ATLANTA — The secretary of the Air Force emphasized the Air Force’s firm commitment to its families during his speech at the 2009 Air Force Sergeant’s Association Professional Airmen’s Conference here Aug. 19.

Secretary Michael B. Donley and Air Force Chief of Staff Gen. Norton Schwartz designated July 2009 to July 2010 as “Year of the Air Force Family.”

In a July 17 memorandum, the leaders explained that the Air Force family is dynamic and diverse, made up of active duty, Reserve and Guard component members; officer and enlisted, civilians, spouses and children and that it also extends to parents, friends and community partners who support Airmen.

“Significant emphasis will be placed on the four important areas of concern for Air Force families: affordable and available family housing, safe schools that challenge and prepare children for the future, accessible and quality medical care for Air Force families and quality child care,” Secretary Donley told the 1,200 personnel in attendance. For single Airmen, who make up 40 percent of the force, Secretary Donley pledged the Air Force would “concentrate on their unique requirements for dormitories and (morale, welfare and recreation) services that offer fulfilling off-duty activities.”

In April, Air Force senior leaders and family support professionals attended the “Caring for People Forum,” which helped develop direction for the “Year of the Air Force Family.” The group assessed current programs, identified Air Force family needs and made recommendations for improvement.

“Following the review, we took the findings to assess where to shift or add investments that will yield the greatest impact,” Secretary Donley said.

The secretary explained that senior leaders quickly sought to enhance the lives of Airmen and their families with actions such as offering affordable family housing through privatization, strengthening educational initiatives for children by funding school liaisons, and continuing to improve care for wounded warriors.

In addition to these accomplishments, Secretary Donley lauded the success of Air Force Airman & Family Readiness Centers in helping families address a wide range of concerns from employment for spouses to health care.

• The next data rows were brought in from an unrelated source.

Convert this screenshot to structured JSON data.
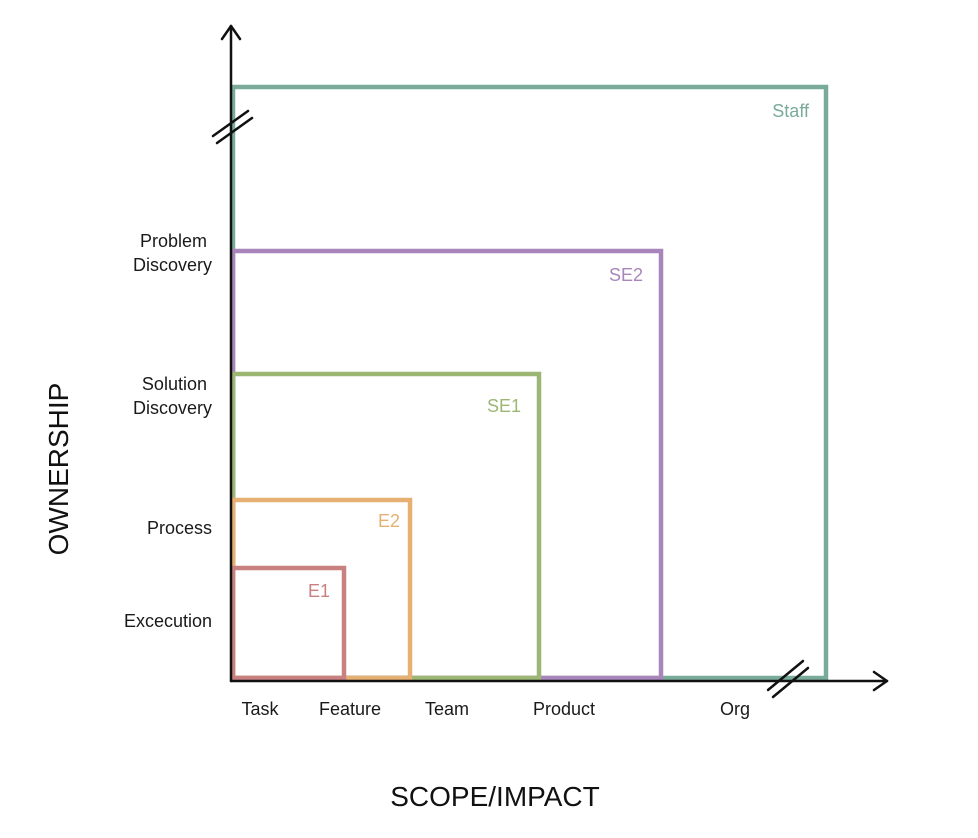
{
  "levels": [
    {
      "label": "E1",
      "color": "#c98080"
    },
    {
      "label": "E2",
      "color": "#e5b071"
    },
    {
      "label": "SE1",
      "color": "#9cb774"
    },
    {
      "label": "SE2",
      "color": "#a885bb"
    },
    {
      "label": "Staff",
      "color": "#7aaa9a"
    }
  ],
  "x_axis": {
    "title": "SCOPE/IMPACT",
    "ticks": [
      "Task",
      "Feature",
      "Team",
      "Product",
      "Org"
    ]
  },
  "y_axis": {
    "title": "OWNERSHIP",
    "ticks": [
      {
        "lines": [
          "Excecution"
        ]
      },
      {
        "lines": [
          "Process"
        ]
      },
      {
        "lines": [
          "Solution",
          "Discovery"
        ]
      },
      {
        "lines": [
          "Problem",
          "Discovery"
        ]
      }
    ]
  },
  "axis_color": "#111111"
}
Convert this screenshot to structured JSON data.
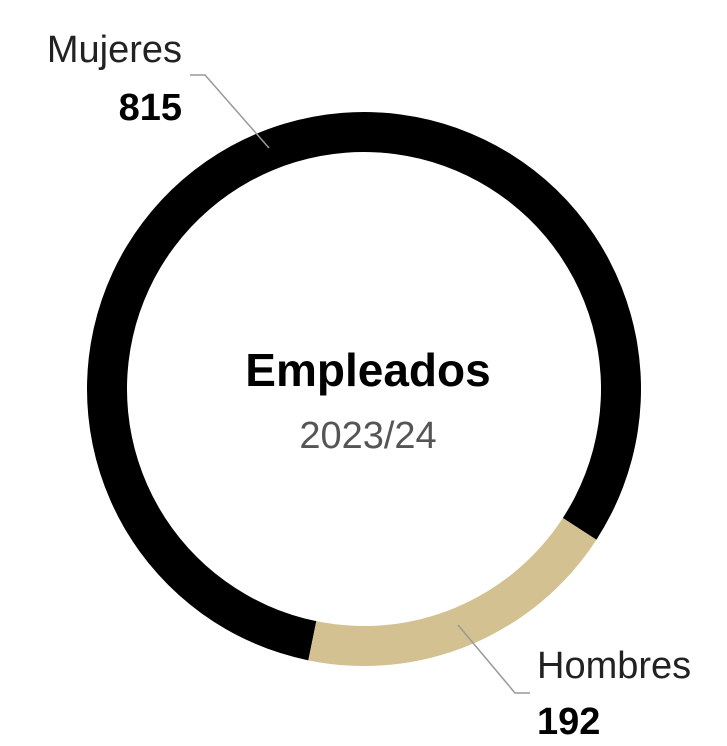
{
  "chart_data": {
    "type": "donut",
    "title": "Empleados",
    "subtitle": "2023/24",
    "categories": [
      "Mujeres",
      "Hombres"
    ],
    "values": [
      815,
      192
    ],
    "colors": [
      "#000000",
      "#d4c192"
    ]
  }
}
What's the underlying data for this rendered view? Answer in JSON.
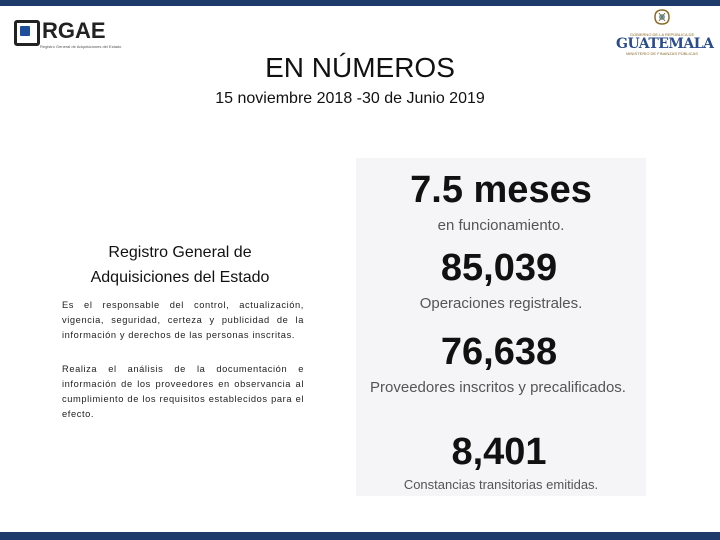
{
  "header": {
    "logo_left_text": "RGAE",
    "logo_left_subtitle": "Registro General de Adquisiciones del Estado",
    "logo_right_top": "GOBIERNO DE LA REPÚBLICA DE",
    "logo_right_name": "GUATEMALA",
    "logo_right_ministry": "MINISTERIO DE FINANZAS PÚBLICAS",
    "colors": {
      "bar": "#1e3a6a",
      "accent_blue": "#1e4f9a"
    }
  },
  "title": "EN NÚMEROS",
  "subtitle": "15 noviembre 2018 -30 de Junio 2019",
  "left": {
    "heading": "Registro General de Adquisiciones del Estado",
    "paragraph1": "Es el responsable del control, actualización, vigencia, seguridad, certeza y publicidad de la información y derechos de las personas inscritas.",
    "paragraph2": "Realiza el análisis de la documentación e información de los proveedores en observancia al cumplimiento de los requisitos establecidos para el efecto."
  },
  "stats": [
    {
      "value": "7.5 meses",
      "label": "en funcionamiento."
    },
    {
      "value": "85,039",
      "label": "Operaciones registrales."
    },
    {
      "value": "76,638",
      "label": "Proveedores inscritos y precalificados."
    },
    {
      "value": "8,401",
      "label": "Constancias transitorias emitidas."
    }
  ]
}
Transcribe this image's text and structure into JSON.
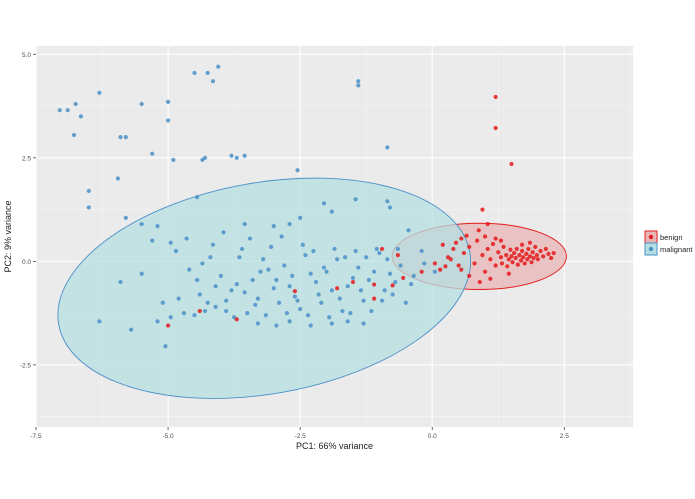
{
  "chart_data": {
    "type": "scatter",
    "title": "",
    "xlabel": "PC1: 66% variance",
    "ylabel": "PC2: 9% variance",
    "xlim": [
      -7.5,
      3.8
    ],
    "ylim": [
      -4.0,
      5.2
    ],
    "xticks": [
      -7.5,
      -5.0,
      -2.5,
      0.0,
      2.5
    ],
    "xtick_labels": [
      "-7.5",
      "-5.0",
      "-2.5",
      "0.0",
      "2.5"
    ],
    "yticks": [
      -2.5,
      0.0,
      2.5,
      5.0
    ],
    "ytick_labels": [
      "-2.5",
      "0.0",
      "2.5",
      "5.0"
    ],
    "grid": true,
    "legend_position": "right",
    "series": [
      {
        "name": "benign",
        "color": "#e41a1c",
        "ellipse_fill": "#e8b5b5",
        "ellipse": {
          "cx": 0.89,
          "cy": 0.12,
          "rx": 1.65,
          "ry": 0.8,
          "angle_deg": 0
        },
        "points": [
          [
            1.2,
            3.97
          ],
          [
            1.2,
            3.22
          ],
          [
            1.5,
            2.35
          ],
          [
            0.95,
            1.25
          ],
          [
            1.05,
            0.9
          ],
          [
            0.88,
            0.75
          ],
          [
            0.55,
            0.55
          ],
          [
            0.4,
            0.3
          ],
          [
            0.3,
            0.1
          ],
          [
            0.25,
            -0.12
          ],
          [
            -0.2,
            -0.25
          ],
          [
            -0.55,
            -0.4
          ],
          [
            -0.75,
            -0.58
          ],
          [
            -1.1,
            -0.9
          ],
          [
            -1.1,
            -0.56
          ],
          [
            -1.5,
            -0.5
          ],
          [
            -1.8,
            -0.65
          ],
          [
            -2.6,
            -0.72
          ],
          [
            -3.7,
            -1.4
          ],
          [
            -4.4,
            -1.2
          ],
          [
            -5.0,
            -1.55
          ],
          [
            -0.95,
            0.3
          ],
          [
            -0.65,
            0.15
          ],
          [
            0.15,
            -0.2
          ],
          [
            0.35,
            0.05
          ],
          [
            0.5,
            -0.1
          ],
          [
            0.6,
            0.2
          ],
          [
            0.7,
            0.35
          ],
          [
            0.8,
            -0.05
          ],
          [
            0.85,
            0.5
          ],
          [
            0.95,
            0.15
          ],
          [
            1.0,
            -0.25
          ],
          [
            1.05,
            0.3
          ],
          [
            1.1,
            0.05
          ],
          [
            1.15,
            0.42
          ],
          [
            1.2,
            -0.1
          ],
          [
            1.25,
            0.22
          ],
          [
            1.3,
            0.1
          ],
          [
            1.32,
            -0.05
          ],
          [
            1.35,
            0.35
          ],
          [
            1.4,
            0.15
          ],
          [
            1.42,
            -0.12
          ],
          [
            1.45,
            0.05
          ],
          [
            1.48,
            0.28
          ],
          [
            1.5,
            0.12
          ],
          [
            1.52,
            -0.02
          ],
          [
            1.55,
            0.2
          ],
          [
            1.58,
            0.08
          ],
          [
            1.6,
            0.3
          ],
          [
            1.62,
            -0.08
          ],
          [
            1.65,
            0.15
          ],
          [
            1.68,
            0.02
          ],
          [
            1.7,
            0.25
          ],
          [
            1.72,
            0.1
          ],
          [
            1.75,
            -0.05
          ],
          [
            1.78,
            0.18
          ],
          [
            1.8,
            0.05
          ],
          [
            1.82,
            0.3
          ],
          [
            1.85,
            0.12
          ],
          [
            1.88,
            -0.02
          ],
          [
            1.9,
            0.22
          ],
          [
            1.92,
            0.08
          ],
          [
            1.95,
            0.35
          ],
          [
            1.98,
            0.15
          ],
          [
            2.0,
            0.05
          ],
          [
            2.05,
            0.25
          ],
          [
            2.1,
            0.12
          ],
          [
            2.15,
            0.3
          ],
          [
            2.2,
            0.18
          ],
          [
            2.25,
            0.08
          ],
          [
            1.0,
            0.6
          ],
          [
            1.2,
            0.55
          ],
          [
            0.7,
            -0.35
          ],
          [
            0.9,
            -0.5
          ],
          [
            1.1,
            -0.42
          ],
          [
            0.55,
            -0.2
          ],
          [
            0.45,
            0.45
          ],
          [
            1.3,
            0.5
          ],
          [
            1.45,
            -0.3
          ],
          [
            0.65,
            0.62
          ],
          [
            1.7,
            0.4
          ],
          [
            1.85,
            0.45
          ],
          [
            2.3,
            0.2
          ],
          [
            0.2,
            0.4
          ],
          [
            0.05,
            -0.05
          ]
        ]
      },
      {
        "name": "malignant",
        "color": "#4a90c8",
        "ellipse_fill": "#b6dfe2",
        "ellipse": {
          "cx": -3.18,
          "cy": -0.65,
          "rx": 3.95,
          "ry": 2.55,
          "angle_deg": -10
        },
        "points": [
          [
            -7.05,
            3.65
          ],
          [
            -6.9,
            3.65
          ],
          [
            -6.75,
            3.8
          ],
          [
            -6.65,
            3.5
          ],
          [
            -6.78,
            3.05
          ],
          [
            -6.3,
            4.07
          ],
          [
            -5.5,
            3.8
          ],
          [
            -4.25,
            4.55
          ],
          [
            -4.5,
            4.55
          ],
          [
            -4.05,
            4.7
          ],
          [
            -4.15,
            4.35
          ],
          [
            -5.0,
            3.85
          ],
          [
            -5.0,
            3.4
          ],
          [
            -1.4,
            4.35
          ],
          [
            -1.4,
            4.25
          ],
          [
            -5.8,
            3.0
          ],
          [
            -5.9,
            3.0
          ],
          [
            -5.3,
            2.6
          ],
          [
            -4.9,
            2.45
          ],
          [
            -4.35,
            2.45
          ],
          [
            -4.3,
            2.5
          ],
          [
            -3.8,
            2.55
          ],
          [
            -3.7,
            2.5
          ],
          [
            -3.55,
            2.55
          ],
          [
            -2.55,
            2.2
          ],
          [
            -0.85,
            2.75
          ],
          [
            -6.5,
            1.7
          ],
          [
            -6.5,
            1.3
          ],
          [
            -5.95,
            2.0
          ],
          [
            -5.8,
            1.05
          ],
          [
            -5.5,
            0.9
          ],
          [
            -5.2,
            0.85
          ],
          [
            -4.95,
            0.45
          ],
          [
            -4.45,
            1.55
          ],
          [
            -3.55,
            0.9
          ],
          [
            -3.0,
            0.85
          ],
          [
            -2.7,
            0.9
          ],
          [
            -2.5,
            1.05
          ],
          [
            -2.05,
            1.4
          ],
          [
            -1.9,
            1.2
          ],
          [
            -1.45,
            1.5
          ],
          [
            -0.85,
            1.45
          ],
          [
            -0.8,
            1.3
          ],
          [
            -0.45,
            0.75
          ],
          [
            -6.3,
            -1.45
          ],
          [
            -5.9,
            -0.5
          ],
          [
            -5.7,
            -1.65
          ],
          [
            -5.2,
            -1.45
          ],
          [
            -5.05,
            -2.05
          ],
          [
            -4.95,
            -1.35
          ],
          [
            -4.45,
            -0.45
          ],
          [
            -4.25,
            -1.0
          ],
          [
            -4.1,
            -1.1
          ],
          [
            -3.9,
            -1.2
          ],
          [
            -3.7,
            -0.55
          ],
          [
            -3.5,
            -1.25
          ],
          [
            -3.3,
            -0.9
          ],
          [
            -3.1,
            -0.2
          ],
          [
            -2.9,
            -1.0
          ],
          [
            -2.7,
            -0.6
          ],
          [
            -2.5,
            -1.15
          ],
          [
            -2.3,
            -0.3
          ],
          [
            -2.1,
            -1.0
          ],
          [
            -1.9,
            -0.7
          ],
          [
            -1.7,
            -1.2
          ],
          [
            -1.5,
            -0.4
          ],
          [
            -1.3,
            -0.95
          ],
          [
            -1.1,
            -0.25
          ],
          [
            -0.9,
            -0.7
          ],
          [
            -0.7,
            -0.5
          ],
          [
            -0.5,
            -1.0
          ],
          [
            -4.6,
            -0.2
          ],
          [
            -4.4,
            -0.8
          ],
          [
            -4.2,
            0.1
          ],
          [
            -4.0,
            -0.35
          ],
          [
            -3.8,
            -0.7
          ],
          [
            -3.6,
            0.3
          ],
          [
            -3.4,
            -0.45
          ],
          [
            -3.2,
            0.05
          ],
          [
            -3.0,
            -0.65
          ],
          [
            -2.8,
            -0.1
          ],
          [
            -2.6,
            -0.85
          ],
          [
            -2.4,
            0.15
          ],
          [
            -2.2,
            -0.5
          ],
          [
            -2.0,
            -0.25
          ],
          [
            -1.8,
            0.05
          ],
          [
            -1.6,
            -0.6
          ],
          [
            -1.4,
            -0.15
          ],
          [
            -1.2,
            -0.45
          ],
          [
            -1.0,
            0.2
          ],
          [
            -0.8,
            -0.3
          ],
          [
            -0.6,
            -0.1
          ],
          [
            -0.4,
            -0.55
          ],
          [
            -0.2,
            0.25
          ],
          [
            -4.8,
            -0.9
          ],
          [
            -4.7,
            -1.25
          ],
          [
            -4.5,
            -1.3
          ],
          [
            -4.3,
            -1.2
          ],
          [
            -4.1,
            -0.6
          ],
          [
            -3.9,
            -0.95
          ],
          [
            -3.75,
            -1.35
          ],
          [
            -3.55,
            -0.75
          ],
          [
            -3.35,
            -1.05
          ],
          [
            -3.15,
            -1.3
          ],
          [
            -2.95,
            -0.45
          ],
          [
            -2.75,
            -1.25
          ],
          [
            -2.55,
            -0.95
          ],
          [
            -2.35,
            -1.3
          ],
          [
            -2.15,
            -0.8
          ],
          [
            -1.95,
            -1.35
          ],
          [
            -1.75,
            -0.9
          ],
          [
            -1.55,
            -1.25
          ],
          [
            -1.35,
            -0.7
          ],
          [
            -1.15,
            -1.2
          ],
          [
            -0.95,
            -0.95
          ],
          [
            -0.75,
            -0.8
          ],
          [
            -5.5,
            -0.3
          ],
          [
            -5.3,
            0.5
          ],
          [
            -5.1,
            -1.0
          ],
          [
            -4.85,
            0.25
          ],
          [
            -4.65,
            0.55
          ],
          [
            -4.35,
            -0.05
          ],
          [
            -4.15,
            0.4
          ],
          [
            -3.95,
            0.7
          ],
          [
            -3.65,
            0.1
          ],
          [
            -3.45,
            0.55
          ],
          [
            -3.25,
            -0.25
          ],
          [
            -3.05,
            0.35
          ],
          [
            -2.85,
            0.6
          ],
          [
            -2.65,
            -0.35
          ],
          [
            -2.45,
            0.4
          ],
          [
            -2.25,
            0.25
          ],
          [
            -2.05,
            -0.15
          ],
          [
            -1.85,
            0.3
          ],
          [
            -1.65,
            0.1
          ],
          [
            -1.45,
            0.25
          ],
          [
            -1.25,
            0.1
          ],
          [
            -1.05,
            0.3
          ],
          [
            -0.85,
            0.05
          ],
          [
            -0.65,
            0.3
          ],
          [
            -3.3,
            -1.5
          ],
          [
            -2.95,
            -1.55
          ],
          [
            -2.7,
            -1.45
          ],
          [
            -2.3,
            -1.55
          ],
          [
            -1.9,
            -1.5
          ],
          [
            -1.6,
            -1.45
          ],
          [
            -1.3,
            -1.5
          ],
          [
            -0.35,
            -0.35
          ],
          [
            -0.15,
            -0.05
          ],
          [
            0.05,
            -0.25
          ]
        ]
      }
    ]
  },
  "legend": {
    "items": [
      {
        "label": "benign",
        "color": "#e41a1c",
        "fill": "#e8b5b5"
      },
      {
        "label": "malignant",
        "color": "#4a90c8",
        "fill": "#b6dfe2"
      }
    ]
  }
}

Each of these improvements and initiatives fosters a greater sense of community, adding to the quality of life for Airmen and increasing mission effectiveness – both at home and while deployed, Secretary Donley said.

“But we cannot rest comfortably on these accomplishments. We need to assess gaps and look for improved ways to better the lives of our families,” the secretary said.
Secretary Donley stressed that senior leaders in Washington cannot accomplish this task alone and asked that base level leadership get actively involved in identifying the needs of their Airmen and families.

“Airmen want a sense of community, and sound Air Force policy can help foster it. But it is leadership at the local level that probably does more to fulfill that need … we shouldn’t underestimate the impact of simply reaching out to our fellow Airmen,” Secretary Donley said.